Monero (XMR) tritt in eine neue Handelswoche ein, geprägt von schwerem Verkaufsdruck, wobei der Kurs zum Zeitpunkt des Schreibens am Dienstag um 4 % gefallen ist, nach einem Absturz von 7 % am Vortag. Diese Entwicklung hat die wichtige Unterstützungszone um die Marke von 300 USD ins Blickfeld der Marktteilnehmer gerückt. Diese Privacy-Coin zeigt deutliche Anzeichen von Schwäche beim Interesse kleiner Investoren, da der jüngste Rückgang innerhalb von 24 Stunden etwa 240.000 USD an Wert in Monero-Derivaten ausgelöscht hat. Technisch betrachtet bleibt die kurzfristige Perspektive eher negativ, mit einem Risiko weiterer Kurskorrekturen und sogar einem Durchbruch der entscheidenden Unterstützung bei 300 USD im nächsten Abwärtsimpuls.
Die Bullen bei Monero stehen unter enormem Verkaufsdruck. Laut CoinGlass wurden in den letzten 24 Stunden Long-Positionen im Wert von 239.480 USD liquidiert, deutlich mehr als die lediglich 693,22 USD an Short-Liquidationen. Dieser Unterschied zeigt, dass die Liquidationswelle fast ausschließlich die Long-Positionen betrifft, während der Spotkurs von XMR kontinuierlich schwächer wird.
Der zunehmende Liquidationsdruck führt auch zu einem starken Rückgang im Derivatemarkt. Das offene Interesse (OI) bei XMR-Futures lag am Dienstag bei 101,65 Millionen USD, ist aber innerhalb von 24 Stunden um mehr als 11 % gefallen, was auf Kapitalabflüsse nach den Zwangsschließungen von Long-Positionen hindeutet. Das Ergebnis ist, dass die Bären vorübergehend die Oberhand gewinnen, mit einem Long/Short-Verhältnis von 0,6548, was auf eine deutliche Übermacht der Short-Positionen im Vergleich zu den Longs hinweist.

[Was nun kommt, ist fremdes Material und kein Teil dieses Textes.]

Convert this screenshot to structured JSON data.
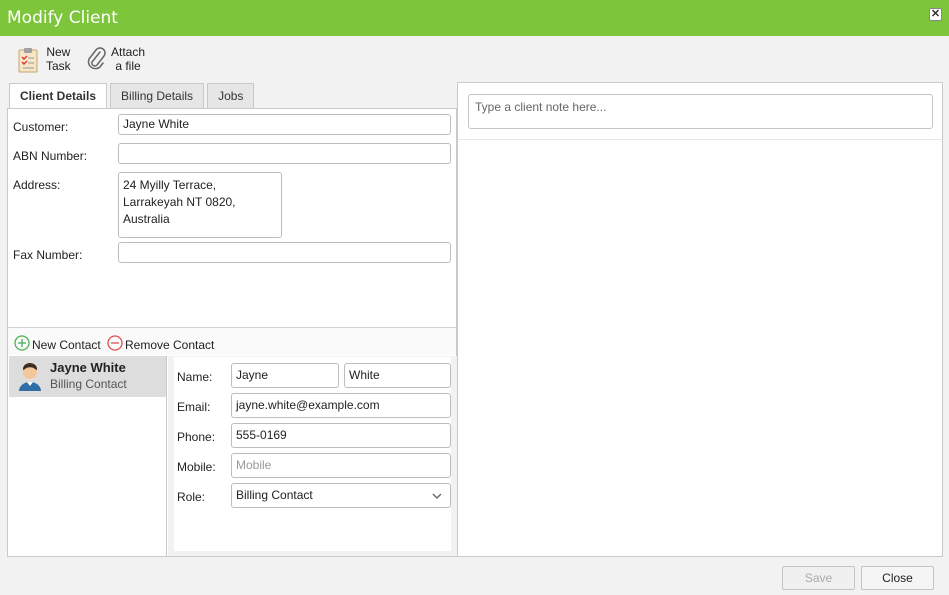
{
  "window": {
    "title": "Modify Client"
  },
  "toolbar": {
    "new_task": "New\nTask",
    "attach_file": "Attach\na file"
  },
  "tabs": [
    "Client Details",
    "Billing Details",
    "Jobs"
  ],
  "client": {
    "customer_label": "Customer:",
    "customer_value": "Jayne White",
    "abn_label": "ABN Number:",
    "abn_value": "",
    "address_label": "Address:",
    "address_value": "24 Myilly Terrace,\nLarrakeyah NT 0820,\nAustralia",
    "fax_label": "Fax Number:",
    "fax_value": ""
  },
  "contacts_bar": {
    "new_contact": "New Contact",
    "remove_contact": "Remove Contact"
  },
  "contacts": [
    {
      "name": "Jayne White",
      "role": "Billing Contact"
    }
  ],
  "contact_form": {
    "name_label": "Name:",
    "first_name": "Jayne",
    "last_name": "White",
    "email_label": "Email:",
    "email": "jayne.white@example.com",
    "phone_label": "Phone:",
    "phone": "555-0169",
    "mobile_label": "Mobile:",
    "mobile_placeholder": "Mobile",
    "role_label": "Role:",
    "role": "Billing Contact"
  },
  "notes": {
    "placeholder": "Type a client note here..."
  },
  "footer": {
    "save": "Save",
    "close": "Close"
  },
  "colors": {
    "titlebar": "#7dc53a",
    "add_icon": "#4caf50",
    "remove_icon": "#e05050"
  },
  "icons": {
    "new_task": "task-clipboard-icon",
    "attach": "paperclip-icon",
    "close": "close-icon",
    "avatar": "person-avatar-icon",
    "chevron": "chevron-down-icon"
  }
}
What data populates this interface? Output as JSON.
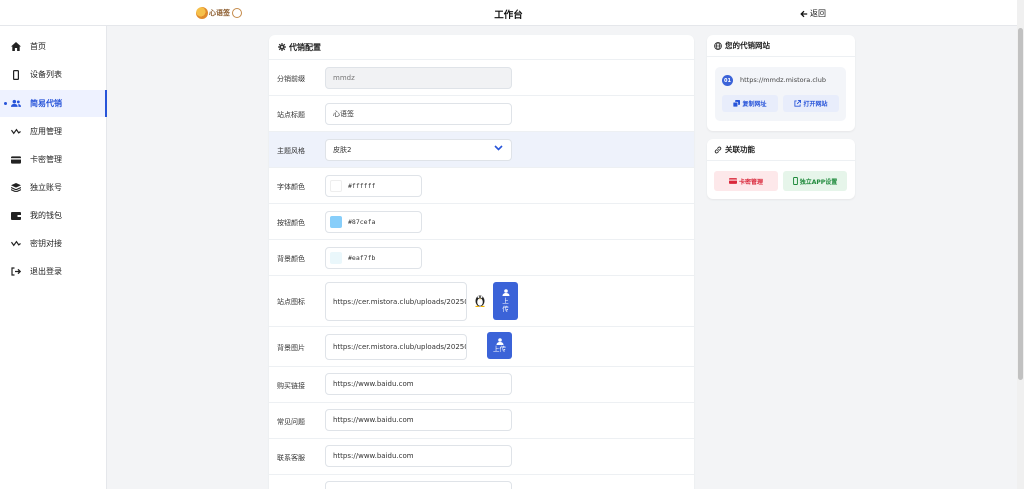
{
  "header": {
    "logo_text": "心语签",
    "title": "工作台",
    "back_label": "返回"
  },
  "sidebar": {
    "items": [
      {
        "label": "首页",
        "icon": "home-icon"
      },
      {
        "label": "设备列表",
        "icon": "phone-icon"
      },
      {
        "label": "简易代销",
        "icon": "users-icon",
        "active": true
      },
      {
        "label": "应用管理",
        "icon": "wave-icon"
      },
      {
        "label": "卡密管理",
        "icon": "card-icon"
      },
      {
        "label": "独立账号",
        "icon": "layers-icon"
      },
      {
        "label": "我的钱包",
        "icon": "wallet-icon"
      },
      {
        "label": "密钥对接",
        "icon": "wave-icon"
      },
      {
        "label": "退出登录",
        "icon": "logout-icon"
      }
    ]
  },
  "config": {
    "title": "代销配置",
    "prefix": {
      "label": "分销前缀",
      "value": "mmdz"
    },
    "site_title": {
      "label": "站点标题",
      "value": "心语签"
    },
    "theme": {
      "label": "主题风格",
      "value": "皮肤2"
    },
    "font_color": {
      "label": "字体颜色",
      "value": "#ffffff",
      "swatch": "#ffffff"
    },
    "button_color": {
      "label": "按钮颜色",
      "value": "#87cefa",
      "swatch": "#87cefa"
    },
    "bg_color": {
      "label": "背景颜色",
      "value": "#eaf7fb",
      "swatch": "#eaf7fb"
    },
    "site_icon": {
      "label": "站点图标",
      "value": "https://cer.mistora.club/uploads/20250",
      "upload_label": "上传"
    },
    "bg_image": {
      "label": "背景图片",
      "value": "https://cer.mistora.club/uploads/20250",
      "upload_label": "上传"
    },
    "buy_link": {
      "label": "购买链接",
      "value": "https://www.baidu.com"
    },
    "faq": {
      "label": "常见问题",
      "value": "https://www.baidu.com"
    },
    "support": {
      "label": "联系客服",
      "value": "https://www.baidu.com"
    }
  },
  "site_panel": {
    "title": "您的代销网站",
    "index": "01",
    "url": "https://mmdz.mistora.club",
    "copy_label": "复制网址",
    "open_label": "打开网站"
  },
  "related": {
    "title": "关联功能",
    "card_label": "卡密管理",
    "app_label": "独立APP设置"
  },
  "colors": {
    "accent": "#2754d9",
    "upload_button": "#3b63d8",
    "danger_bg": "#fde8ea",
    "danger_text": "#d9283b",
    "success_bg": "#e6f5ea",
    "success_text": "#1f8a3c"
  }
}
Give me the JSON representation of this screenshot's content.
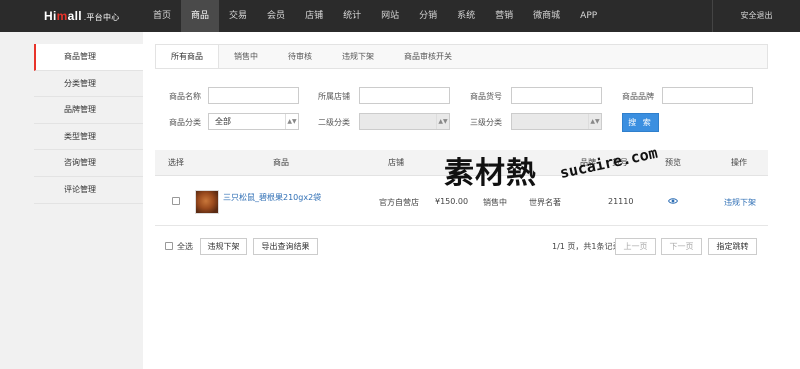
{
  "brand": {
    "logo_prefix": "Hi",
    "logo_mid": "m",
    "logo_suffix": "all",
    "logo_sub": ".平台中心"
  },
  "nav": [
    "首页",
    "商品",
    "交易",
    "会员",
    "店铺",
    "统计",
    "网站",
    "分销",
    "系统",
    "营销",
    "微商城",
    "APP"
  ],
  "nav_active_index": 1,
  "logout_label": "安全退出",
  "sidebar": {
    "items": [
      "商品管理",
      "分类管理",
      "品牌管理",
      "类型管理",
      "咨询管理",
      "评论管理"
    ],
    "active_index": 0
  },
  "tabs": [
    "所有商品",
    "销售中",
    "待审核",
    "违规下架",
    "商品审核开关"
  ],
  "filters": {
    "name_label": "商品名称",
    "shop_label": "所属店铺",
    "sku_label": "商品货号",
    "brand_label": "商品品牌",
    "cat1_label": "商品分类",
    "cat1_value": "全部",
    "cat2_label": "二级分类",
    "cat3_label": "三级分类",
    "search_label": "搜 索"
  },
  "table": {
    "headers": {
      "select": "选择",
      "product": "商品",
      "shop": "店铺",
      "brand": "品牌",
      "sku": "货号",
      "preview": "预览",
      "action": "操作"
    },
    "rows": [
      {
        "name": "三只松鼠_碧根果210gx2袋",
        "shop": "官方自营店",
        "price": "¥150.00",
        "status": "销售中",
        "brand": "世界名著",
        "sku": "21110",
        "action": "违规下架"
      }
    ]
  },
  "footer": {
    "select_all": "全选",
    "takedown": "违规下架",
    "export": "导出查询结果",
    "page_info": "1/1 页，共1条记录",
    "prev": "上一页",
    "next": "下一页",
    "jump": "指定跳转"
  },
  "watermark": {
    "main": "素材熱",
    "url": "sucaire.com"
  },
  "colors": {
    "accent_red": "#e8332a",
    "link_blue": "#2f6fb5",
    "search_blue": "#3b8fe0",
    "topbar": "#2b2b2b"
  }
}
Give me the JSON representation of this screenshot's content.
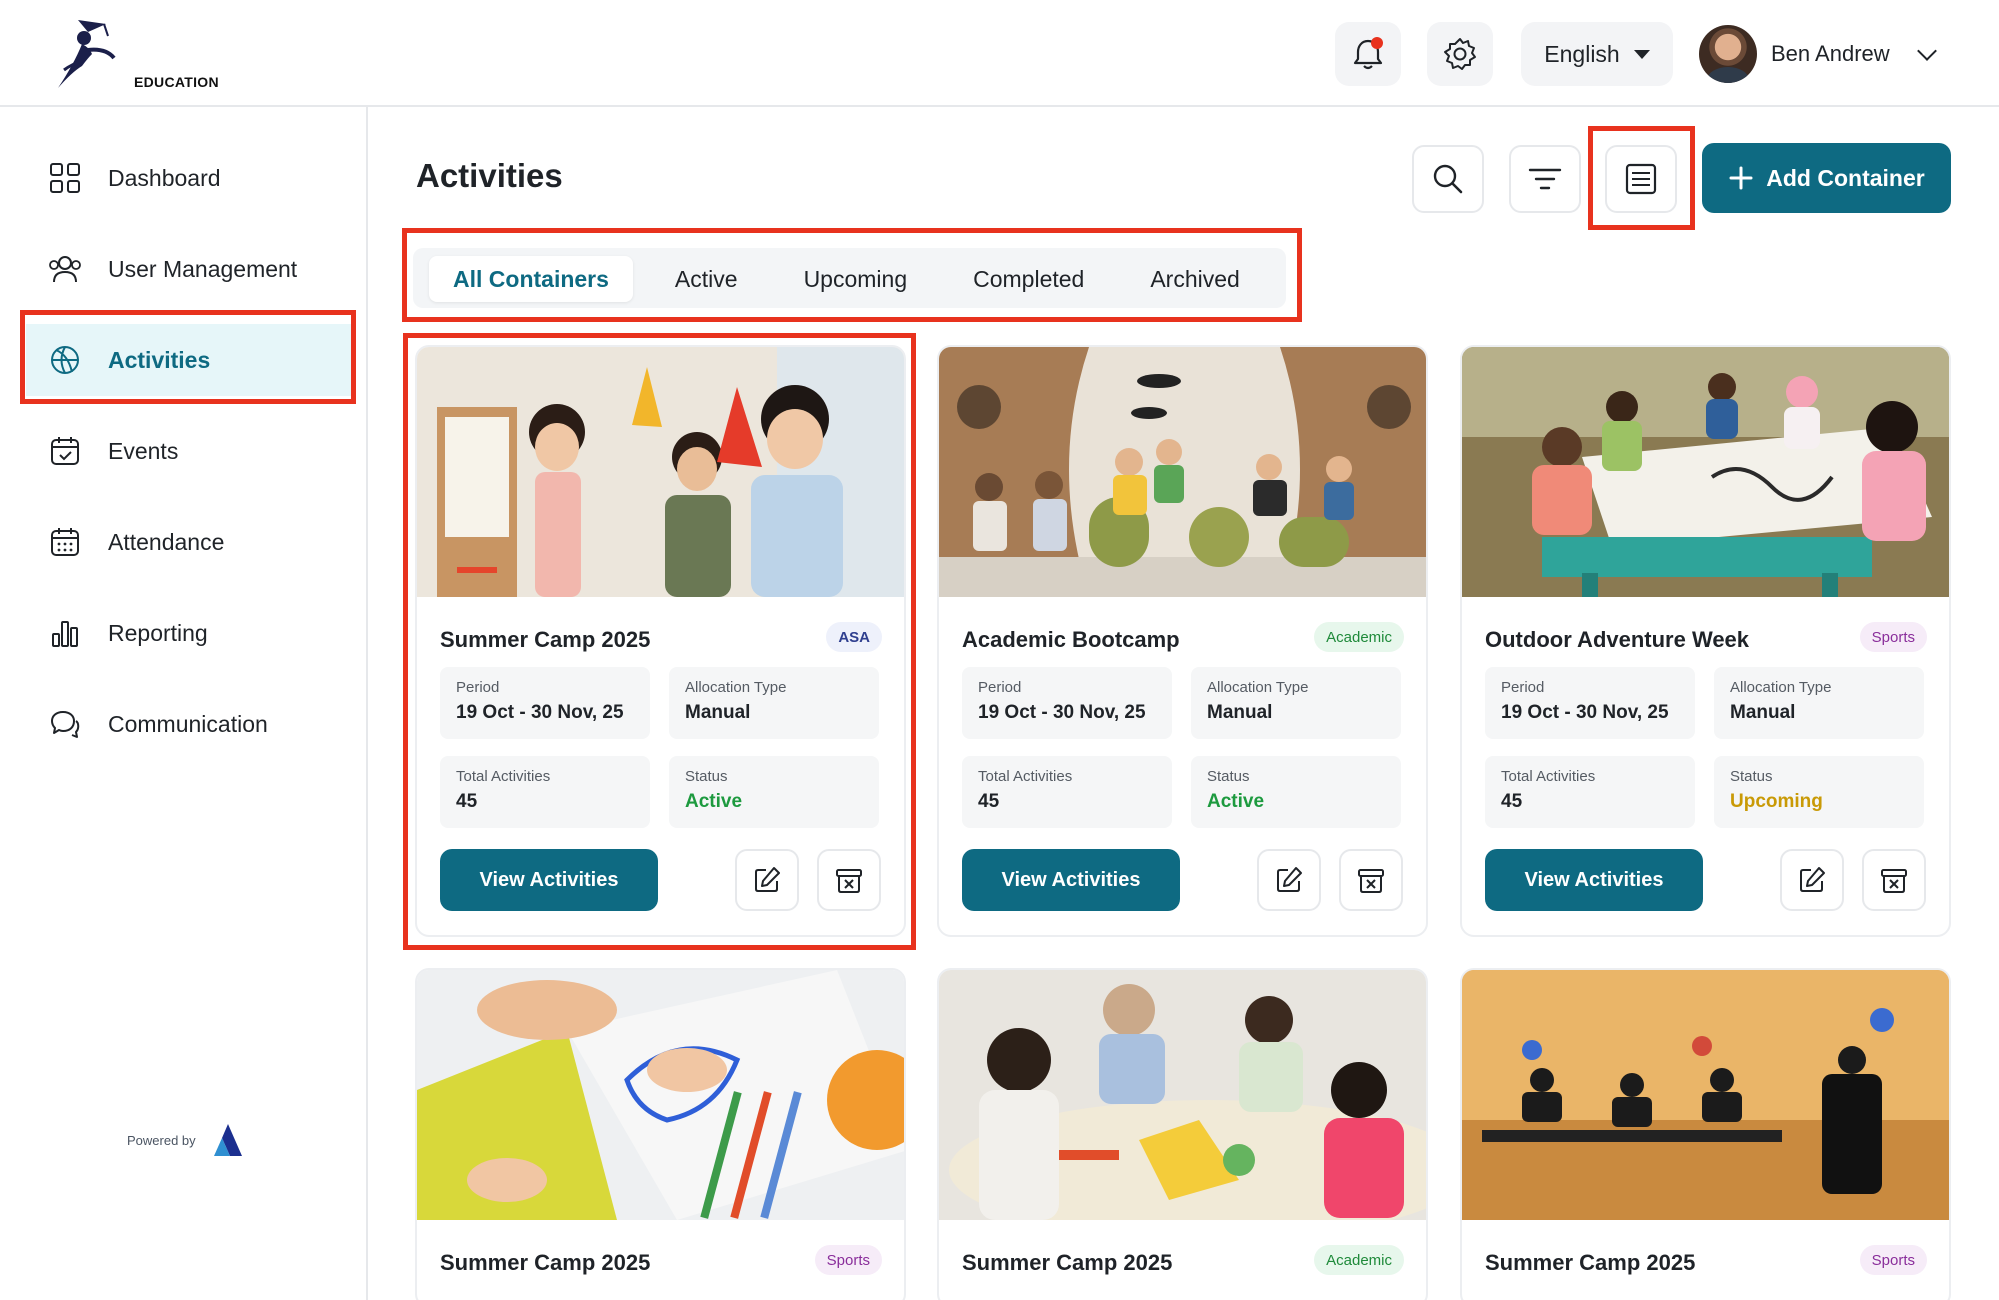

Daten zu XMR-Derivaten | Quelle: CoinGlass
Monero erreichte letzte Woche ein kurzfristiges Hoch bei 364 USD, doch eine starke Korrektur von 7 % führte dazu, dass der Schlusskurs am Sonntag bei 331 USD lag, wodurch der Wochenanstieg auf weniger als 4 % zusammengeschrumpft ist. Am Dienstag setzte sich der Abwärtstrend fort, der Kurs fiel um weitere 4 %, und notiert nun unter den gleitenden Durchschnitten (EMA) von 50 und 200 Tagen — ein Zeichen dafür, dass der kurzfristige Abwärtstrend noch nicht gebrochen ist.
Der Verkaufsdruck treibt die Privacy-Coin näher an die Fibonacci-Rückzugszone bei 78,6 % bei 302 USD, berechnet vom Tief bei 231 USD am 15.8. bis zum Hoch bei 800 USD am 14.1. In diesem Kontext wird der Bereich zwischen 290 und 302 USD als Unterstützung erwartet, um die zunehmende Verkaufsenergie aufzufangen. Falls der Kurs jedoch nachhaltig unter diese Zone schließt, könnte die Abwärtsbewegung bis zum Ziel bei 231 USD ausgedehnt werden.
Tageschart XMR/USDT | Quelle: TradingView
Die technischen Indikatoren auf Tagesbasis bestätigen weiterhin das Risiko eines Abwärtstrends, da die Bären die Kontrolle behalten. Der RSI liegt aktuell bei etwa 35 und zeigt nach einer schwachen Erholung in der letzten Woche eine Abwärtsbewegung, was auf wiederkehrenden Verkaufsdruck hindeutet. Der MACD und die Signallinie verlaufen seit dem Schnitt am Freitag seitwärts, bleiben aber unter der Nulllinie, was eine neutrale bis negative Stimmung widerspiegelt.
Um eine nachhaltige Erholung einzuleiten, müsste Monero klar über die Widerstandszone aus Fibonacci 38,2 % bei 372 USD und dem 200-Tage-EMA bei 381 USD ausbrechen. Ein erfolgreicher Durchbruch könnte den Kurs in Richtung des 50-Tage-EMA bei 416 USD treiben, bevor er die nächste Fibonacci-Marke bei 50 % um 430 USD testen könnte.